You may have noticed that we utilize a chainlink_prices store in the code snippet in Deltas Mode. This store module comes from an external package we have imported into our Substreams project. The source code for this module can be found in The Graph BuildersDAO Github.

Importing the package into our Substreams is as simple as updating the imports field in our substreams.yaml manifest file.

imports:
  ...
  chainlink_prices: https://github.com/Graph-BuildersDAO/substreams/releases/download/chainlink-prices-v1.0.2/chainlink-price-substream-v1.0.2.spkg

Once we have done this we can also override the initialBlock associated with the packages modules in our substreams.yaml manifest file.

networks:
  mainnet:
    initialBlock:
      chainlink_prices:store_confirmed_feeds: 12369621
      chainlink_prices:get_chainlink_answers: 12369621
      chainlink_prices:chainlink_price_store: 12369621
      chainlink_prices:graph_out: 12369621

This will set the initialBlock for the chainlink_prices modules to 12369621, the same as our modules.

We then need to update the module definition in our substreams.yaml file for any module that wants to utilize a module from the imported package.

- name: store_pool_tvl
  kind: store
  updatePolicy: set
  valueType: bigdecimal
  inputs:
    - store: store_pools_created
    - store: store_pool_token_balances
    - store: store_pool_token_balances
      mode: deltas
    - store: chainlink_prices:chainlink_price_store

The - store: chainlink_prices:chainlink_price_store line specifies that we want to use the chainlink_price_store module from the chainlink_prices package in our store_pool_tvl module.

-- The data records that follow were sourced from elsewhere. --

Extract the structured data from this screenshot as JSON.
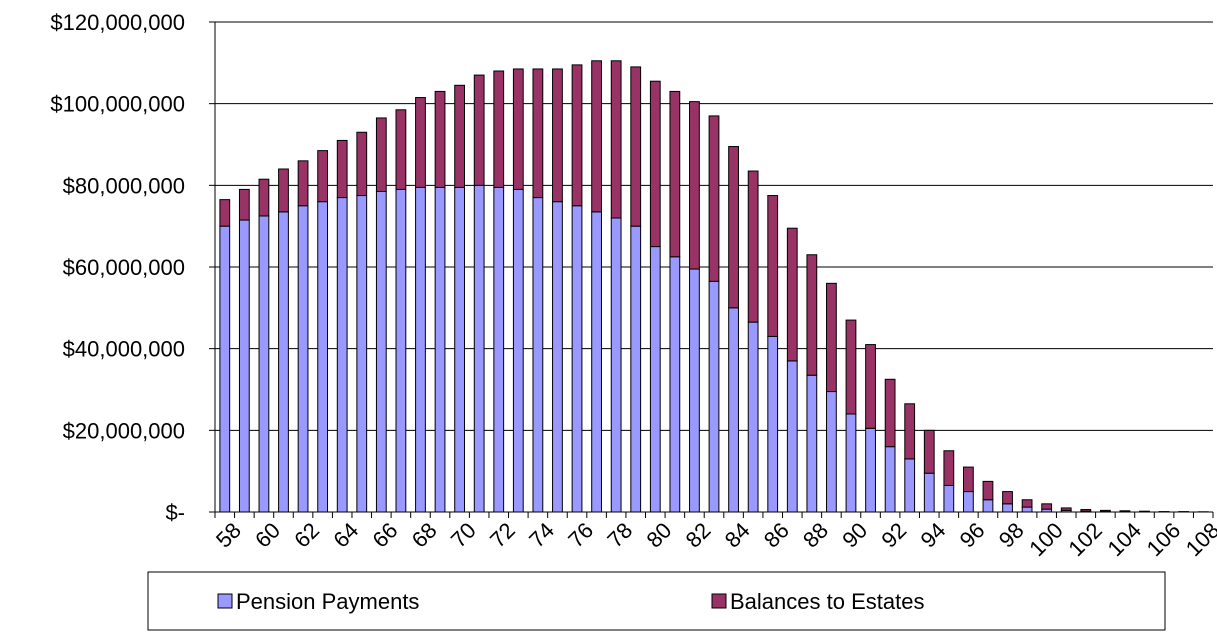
{
  "chart_data": {
    "type": "stacked_bar",
    "categories": [
      "58",
      null,
      "60",
      null,
      "62",
      null,
      "64",
      null,
      "66",
      null,
      "68",
      null,
      "70",
      null,
      "72",
      null,
      "74",
      null,
      "76",
      null,
      "78",
      null,
      "80",
      null,
      "82",
      null,
      "84",
      null,
      "86",
      null,
      "88",
      null,
      "90",
      null,
      "92",
      null,
      "94",
      null,
      "96",
      null,
      "98",
      null,
      "100",
      null,
      "102",
      null,
      "104",
      null,
      "106",
      null,
      "108"
    ],
    "series": [
      {
        "name": "Pension Payments",
        "color": "#9999ff",
        "values": [
          70000000,
          71500000,
          72500000,
          73500000,
          75000000,
          76000000,
          77000000,
          77500000,
          78500000,
          79000000,
          79500000,
          79500000,
          79500000,
          80000000,
          79500000,
          79000000,
          77000000,
          76000000,
          75000000,
          73500000,
          72000000,
          70000000,
          65000000,
          62500000,
          59500000,
          56500000,
          50000000,
          46500000,
          43000000,
          37000000,
          33500000,
          29500000,
          24000000,
          20500000,
          16000000,
          13000000,
          9500000,
          6500000,
          5000000,
          3000000,
          2000000,
          1200000,
          700000,
          400000,
          200000,
          100000,
          50000,
          30000,
          20000,
          10000,
          10000
        ]
      },
      {
        "name": "Balances to Estates",
        "color": "#993366",
        "values": [
          6500000,
          7500000,
          9000000,
          10500000,
          11000000,
          12500000,
          14000000,
          15500000,
          18000000,
          19500000,
          22000000,
          23500000,
          25000000,
          27000000,
          28500000,
          29500000,
          31500000,
          32500000,
          34500000,
          37000000,
          38500000,
          39000000,
          40500000,
          40500000,
          41000000,
          40500000,
          39500000,
          37000000,
          34500000,
          32500000,
          29500000,
          26500000,
          23000000,
          20500000,
          16500000,
          13500000,
          10500000,
          8500000,
          6000000,
          4500000,
          3000000,
          1800000,
          1300000,
          600000,
          400000,
          300000,
          250000,
          170000,
          80000,
          90000,
          40000
        ]
      }
    ],
    "ylim": [
      0,
      120000000
    ],
    "yticks": [
      {
        "value": 0,
        "label": "$-"
      },
      {
        "value": 20000000,
        "label": "$20,000,000"
      },
      {
        "value": 40000000,
        "label": "$40,000,000"
      },
      {
        "value": 60000000,
        "label": "$60,000,000"
      },
      {
        "value": 80000000,
        "label": "$80,000,000"
      },
      {
        "value": 100000000,
        "label": "$100,000,000"
      },
      {
        "value": 120000000,
        "label": "$120,000,000"
      }
    ],
    "grid": true,
    "legend": "bottom"
  }
}
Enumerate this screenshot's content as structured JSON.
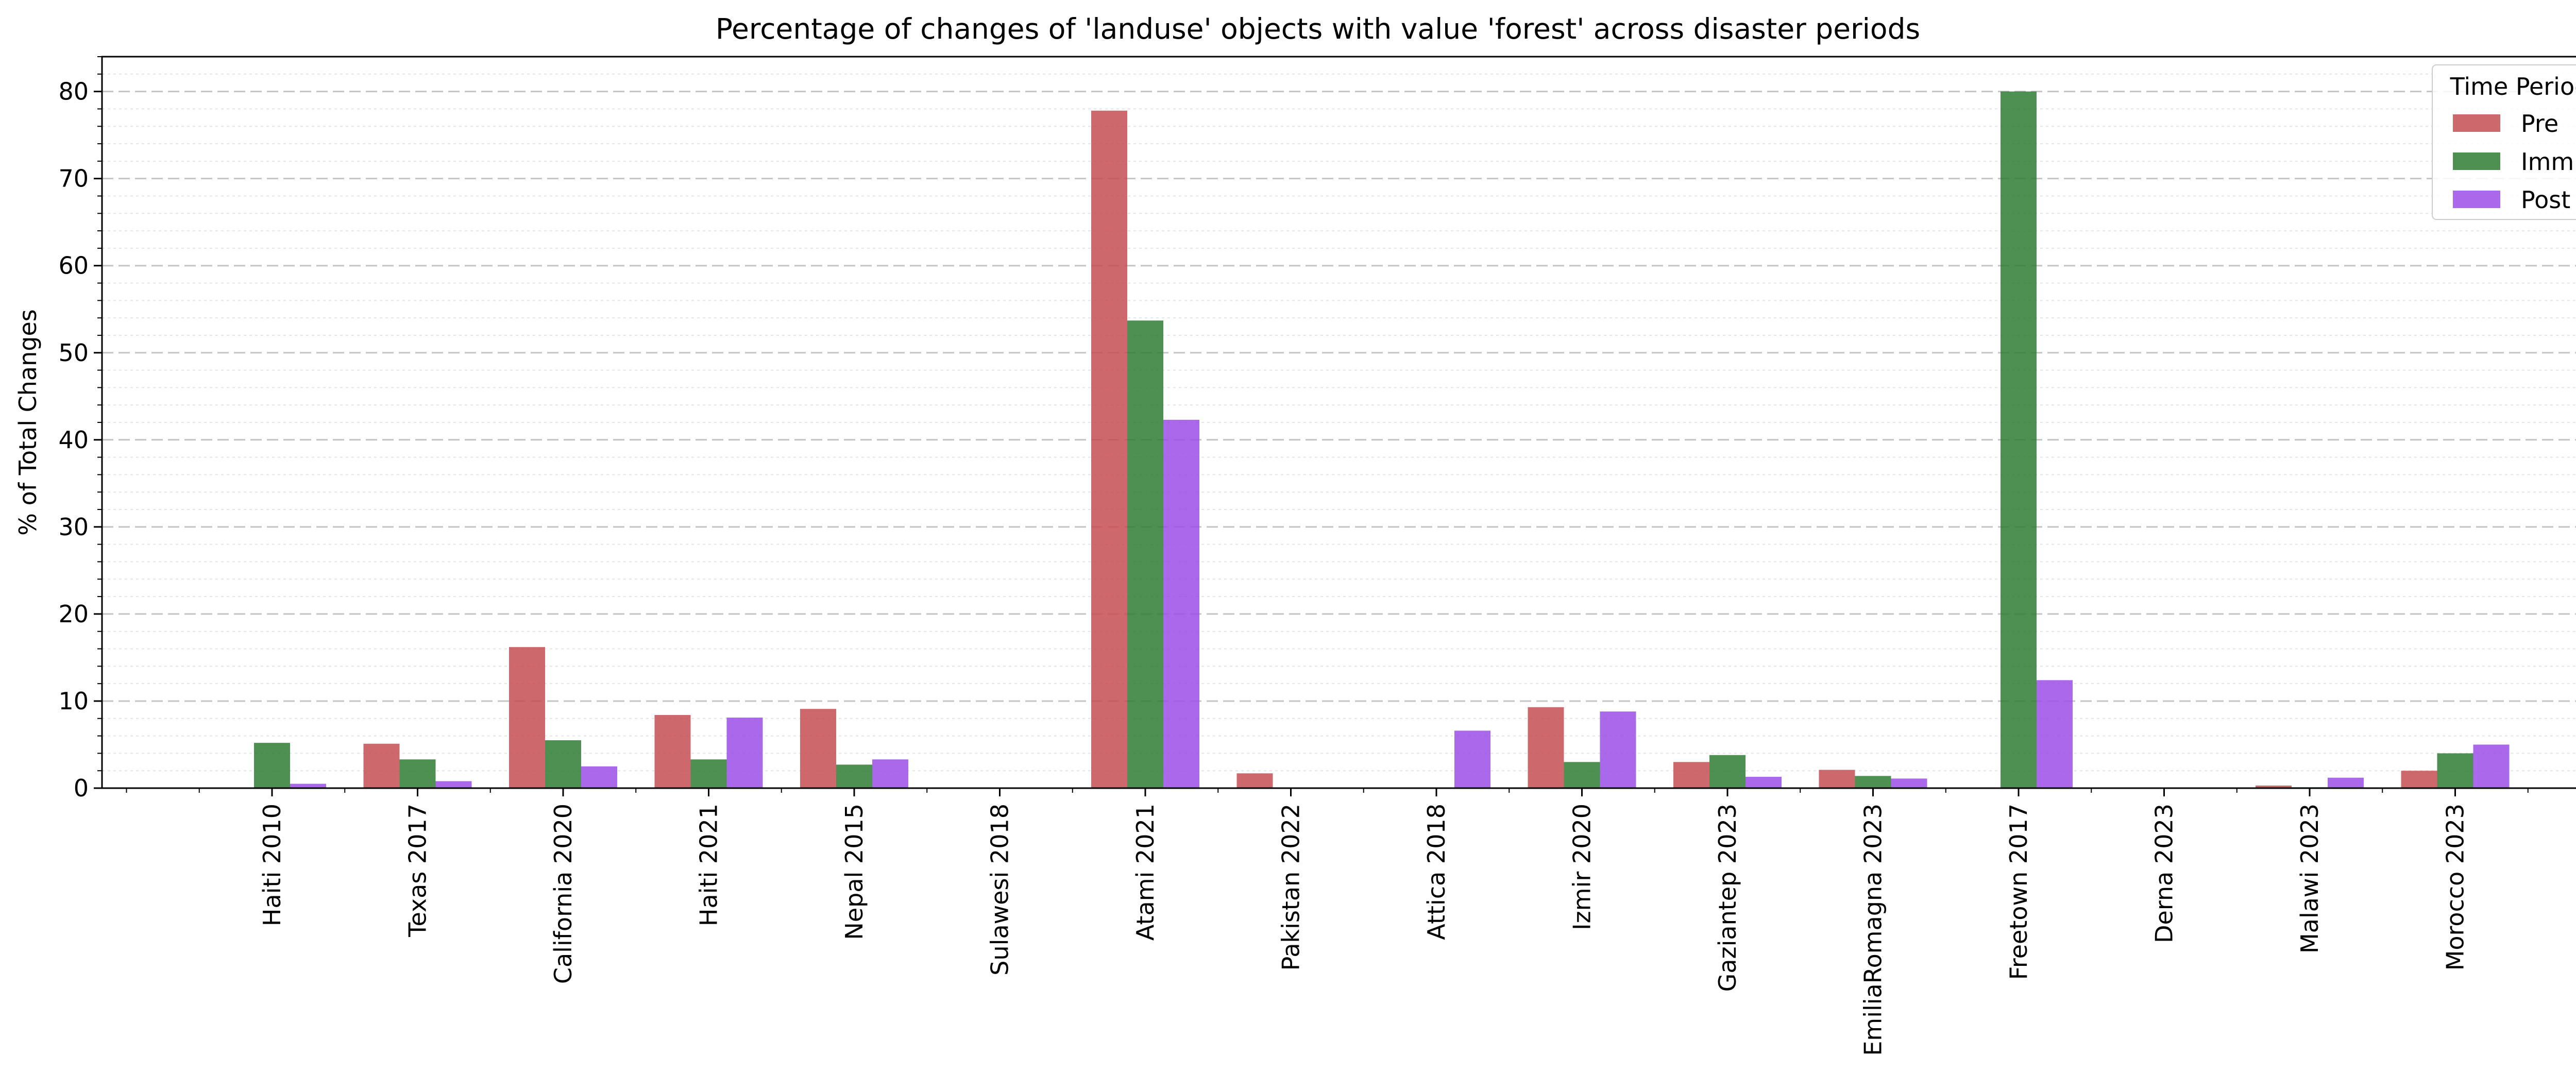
{
  "chart_data": {
    "type": "bar",
    "title": "Percentage of changes of 'landuse' objects with value 'forest' across disaster periods",
    "xlabel": "",
    "ylabel": "% of Total Changes",
    "ylim": [
      0,
      84
    ],
    "yticks": [
      0,
      10,
      20,
      30,
      40,
      50,
      60,
      70,
      80
    ],
    "grid": true,
    "legend": {
      "title": "Time Period",
      "position": "top-right"
    },
    "categories": [
      "Haiti 2010",
      "Texas 2017",
      "California 2020",
      "Haiti 2021",
      "Nepal 2015",
      "Sulawesi 2018",
      "Atami 2021",
      "Pakistan 2022",
      "Attica 2018",
      "Izmir 2020",
      "Gaziantep 2023",
      "EmiliaRomagna 2023",
      "Freetown 2017",
      "Derna 2023",
      "Malawi 2023",
      "Morocco 2023"
    ],
    "series": [
      {
        "name": "Pre",
        "color": "#c44e52",
        "values": [
          0,
          5.1,
          16.2,
          8.4,
          9.1,
          0,
          77.8,
          1.7,
          0,
          9.3,
          3.0,
          2.1,
          0,
          0,
          0.3,
          2.0
        ]
      },
      {
        "name": "Imm",
        "color": "#2e7d32",
        "values": [
          5.2,
          3.3,
          5.5,
          3.3,
          2.7,
          0,
          53.7,
          0,
          0,
          3.0,
          3.8,
          1.4,
          80.0,
          0,
          0.1,
          4.0
        ]
      },
      {
        "name": "Post",
        "color": "#9b4de6",
        "values": [
          0.5,
          0.8,
          2.5,
          8.1,
          3.3,
          0,
          42.3,
          0,
          6.6,
          8.8,
          1.3,
          1.1,
          12.4,
          0,
          1.2,
          5.0
        ]
      }
    ]
  }
}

At this point, we need to know what type of store the chainlink_price_store module is. To do this we can inspect the codebase, however, a quicker way is to run substreams info once we have imported this package and built it. substreams info provides us with information pertaining to each module in our package, pretty neat right!

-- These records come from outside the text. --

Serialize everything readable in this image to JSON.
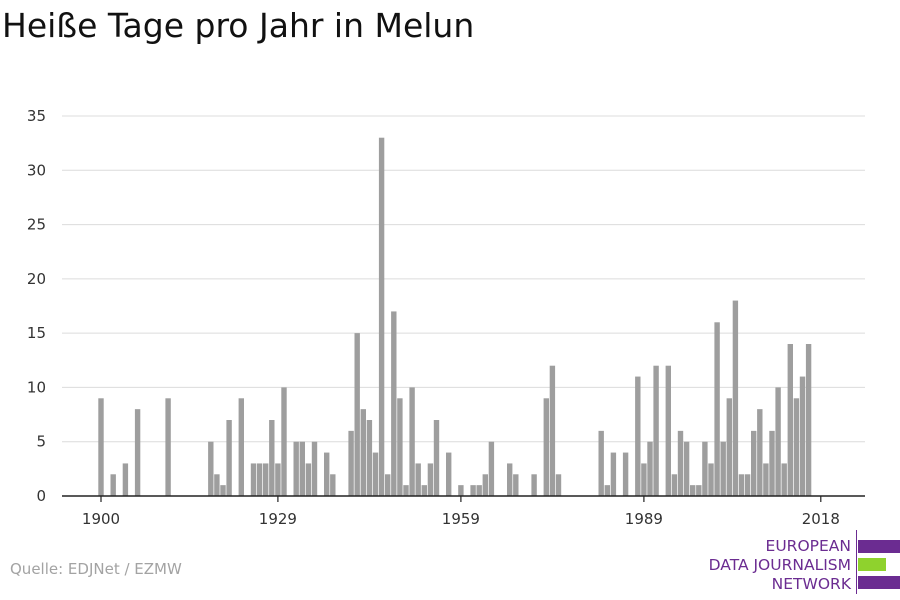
{
  "chart_data": {
    "type": "bar",
    "title": "Heiße Tage pro Jahr in Melun",
    "xlabel": "",
    "ylabel": "",
    "ylim": [
      0,
      35
    ],
    "xlim": [
      1894,
      2023
    ],
    "y_ticks": [
      0,
      5,
      10,
      15,
      20,
      25,
      30,
      35
    ],
    "x_ticks": [
      1900,
      1929,
      1959,
      1989,
      2018
    ],
    "grid": true,
    "bar_color": "#9e9e9e",
    "x": [
      1900,
      1902,
      1904,
      1906,
      1911,
      1918,
      1919,
      1920,
      1921,
      1923,
      1925,
      1926,
      1927,
      1928,
      1929,
      1930,
      1932,
      1933,
      1934,
      1935,
      1937,
      1938,
      1941,
      1942,
      1943,
      1944,
      1945,
      1946,
      1947,
      1948,
      1949,
      1950,
      1951,
      1952,
      1953,
      1954,
      1955,
      1957,
      1959,
      1961,
      1962,
      1963,
      1964,
      1967,
      1968,
      1971,
      1973,
      1974,
      1975,
      1982,
      1983,
      1984,
      1986,
      1988,
      1989,
      1990,
      1991,
      1993,
      1994,
      1995,
      1996,
      1997,
      1998,
      1999,
      2000,
      2001,
      2002,
      2003,
      2004,
      2005,
      2006,
      2007,
      2008,
      2009,
      2010,
      2011,
      2012,
      2013,
      2014,
      2015,
      2016,
      2017,
      2018
    ],
    "values": [
      9,
      2,
      3,
      8,
      9,
      5,
      2,
      1,
      7,
      9,
      3,
      3,
      3,
      7,
      3,
      10,
      5,
      5,
      3,
      5,
      4,
      2,
      6,
      15,
      8,
      7,
      4,
      33,
      2,
      17,
      9,
      1,
      10,
      3,
      1,
      3,
      7,
      4,
      1,
      1,
      1,
      2,
      5,
      3,
      2,
      2,
      9,
      12,
      2,
      6,
      1,
      4,
      4,
      11,
      3,
      5,
      12,
      12,
      2,
      6,
      5,
      1,
      1,
      5,
      3,
      16,
      5,
      9,
      18,
      2,
      2,
      6,
      8,
      3,
      6,
      10,
      3,
      14,
      9,
      11,
      14,
      0,
      0
    ]
  },
  "source_text": "Quelle: EDJNet / EZMW",
  "logo": {
    "line1": "EUROPEAN",
    "line2": "DATA JOURNALISM",
    "line3": "NETWORK",
    "purple": "#6b2c91",
    "green": "#8fd22d"
  }
}
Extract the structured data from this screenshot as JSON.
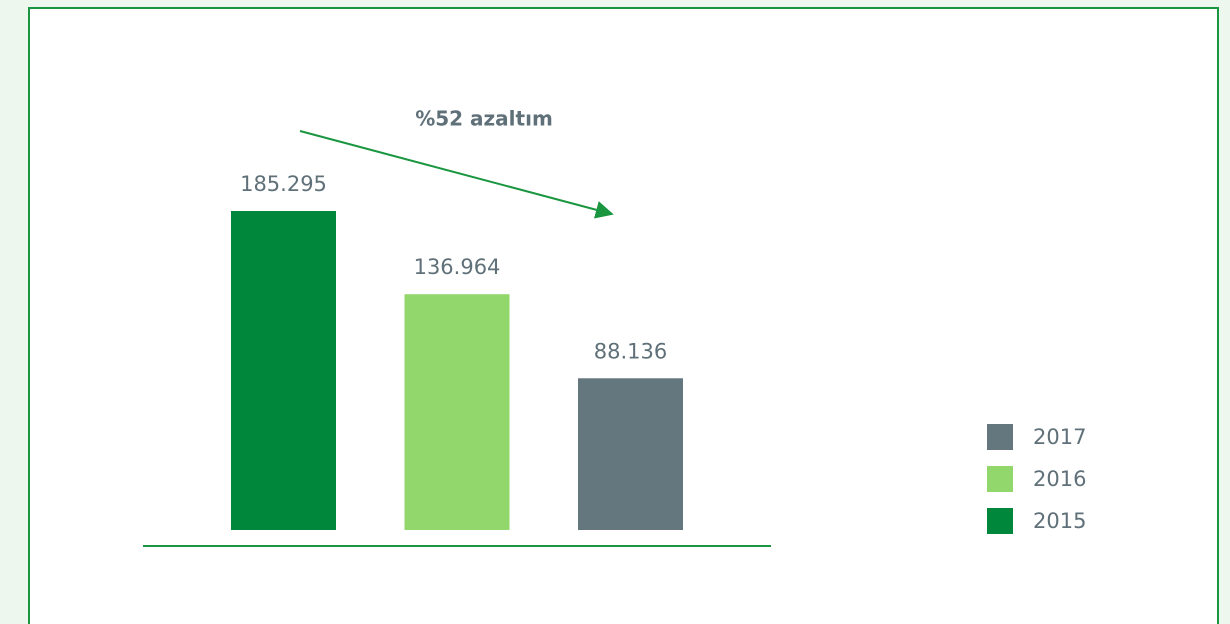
{
  "chart_data": {
    "type": "bar",
    "categories": [
      "2015",
      "2016",
      "2017"
    ],
    "values": [
      185295,
      136964,
      88136
    ],
    "value_labels": [
      "185.295",
      "136.964",
      "88.136"
    ],
    "colors": [
      "#00873c",
      "#92d76b",
      "#64777f"
    ],
    "annotation": "%52 azaltım"
  }
}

Name: chainlink_prices:chainlink_price_store
Initial block: 12369621
Kind: store
Input: map: chainlink_prices:get_chainlink_answers
Value Type: bigdecimal
Update Policy: set
Hash: b7a00d531c40e3bb0226f74d304ddf2740c66f55

Using this acquired information, we can add the store as a parameter to our rust module.

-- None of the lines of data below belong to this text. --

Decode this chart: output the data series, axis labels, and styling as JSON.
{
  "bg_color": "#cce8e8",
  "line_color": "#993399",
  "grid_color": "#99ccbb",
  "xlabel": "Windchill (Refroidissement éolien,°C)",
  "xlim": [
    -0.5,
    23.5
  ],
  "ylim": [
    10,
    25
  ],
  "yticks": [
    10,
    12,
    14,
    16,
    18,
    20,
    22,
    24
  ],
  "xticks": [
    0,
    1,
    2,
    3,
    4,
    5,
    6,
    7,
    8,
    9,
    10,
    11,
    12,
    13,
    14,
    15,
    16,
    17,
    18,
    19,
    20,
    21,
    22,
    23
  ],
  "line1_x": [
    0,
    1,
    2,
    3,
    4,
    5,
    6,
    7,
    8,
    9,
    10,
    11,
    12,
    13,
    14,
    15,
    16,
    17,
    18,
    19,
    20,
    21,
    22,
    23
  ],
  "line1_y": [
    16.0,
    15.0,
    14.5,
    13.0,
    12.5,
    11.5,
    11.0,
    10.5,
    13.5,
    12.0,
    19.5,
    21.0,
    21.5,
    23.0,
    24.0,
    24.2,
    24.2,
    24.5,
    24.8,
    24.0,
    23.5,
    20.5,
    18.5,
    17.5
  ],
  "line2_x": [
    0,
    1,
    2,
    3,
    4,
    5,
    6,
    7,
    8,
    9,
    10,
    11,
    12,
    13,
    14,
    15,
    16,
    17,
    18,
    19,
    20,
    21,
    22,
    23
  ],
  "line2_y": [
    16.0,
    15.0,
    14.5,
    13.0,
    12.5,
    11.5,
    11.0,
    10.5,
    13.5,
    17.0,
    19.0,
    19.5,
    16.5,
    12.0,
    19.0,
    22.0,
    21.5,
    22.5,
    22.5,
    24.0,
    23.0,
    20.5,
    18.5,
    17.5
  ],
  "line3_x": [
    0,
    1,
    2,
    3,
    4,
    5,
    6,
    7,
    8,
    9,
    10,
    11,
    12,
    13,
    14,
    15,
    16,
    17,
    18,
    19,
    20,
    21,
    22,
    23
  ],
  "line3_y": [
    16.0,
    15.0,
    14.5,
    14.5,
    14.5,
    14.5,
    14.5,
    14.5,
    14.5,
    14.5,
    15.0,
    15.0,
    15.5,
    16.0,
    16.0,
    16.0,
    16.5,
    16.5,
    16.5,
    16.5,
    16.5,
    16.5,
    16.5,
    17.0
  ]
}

#[substreams::handlers::store]
pub fn store_pool_tvl(
    pool_store: StoreGetProto<Pool>,
    balances_store: StoreGetBigInt,
    balances_deltas: Deltas<DeltaBigInt>,
    chainlink_prices: StoreGetBigDecimal,
    store: StoreSetBigDecimal,
) {
    ...
}

Within the module we can then query this store to fetch prices for tokens in our pools, and use these values to calculate the TVL for each pool.

let token0_price = chainlink_prices
    .get_last(format!("price_by_symbol:{}:USD", &token0.symbol))
    .unwrap_or_else(|| BigDecimal::zero());
let token1_price = chainlink_prices
    .get_last(format!("price_by_symbol:{}:USD", &token1.symbol))
    .unwrap_or_else(|| BigDecimal::zero());
 
let token0_tvl = token0_balance.to_decimal(token0.decimals) * token0_price;
let token1_tvl = token1_balance.to_decimal(token1.decimals) * token1_price;
let tvl = token0_tvl + token1_tvl;
 
store.set(delta.ordinal, format!("pool_tvl:{}", &pool_address), &tvl);

In this section, we have demonstrated the powerful nature of composability in Substreams by importing and utilizing an external package to enhance our Substreams project. This approach allows developers to build on top of existing work, leverage shared data and transformations, and create more sophisticated and feature-rich applications without the need for re-inventing the wheel.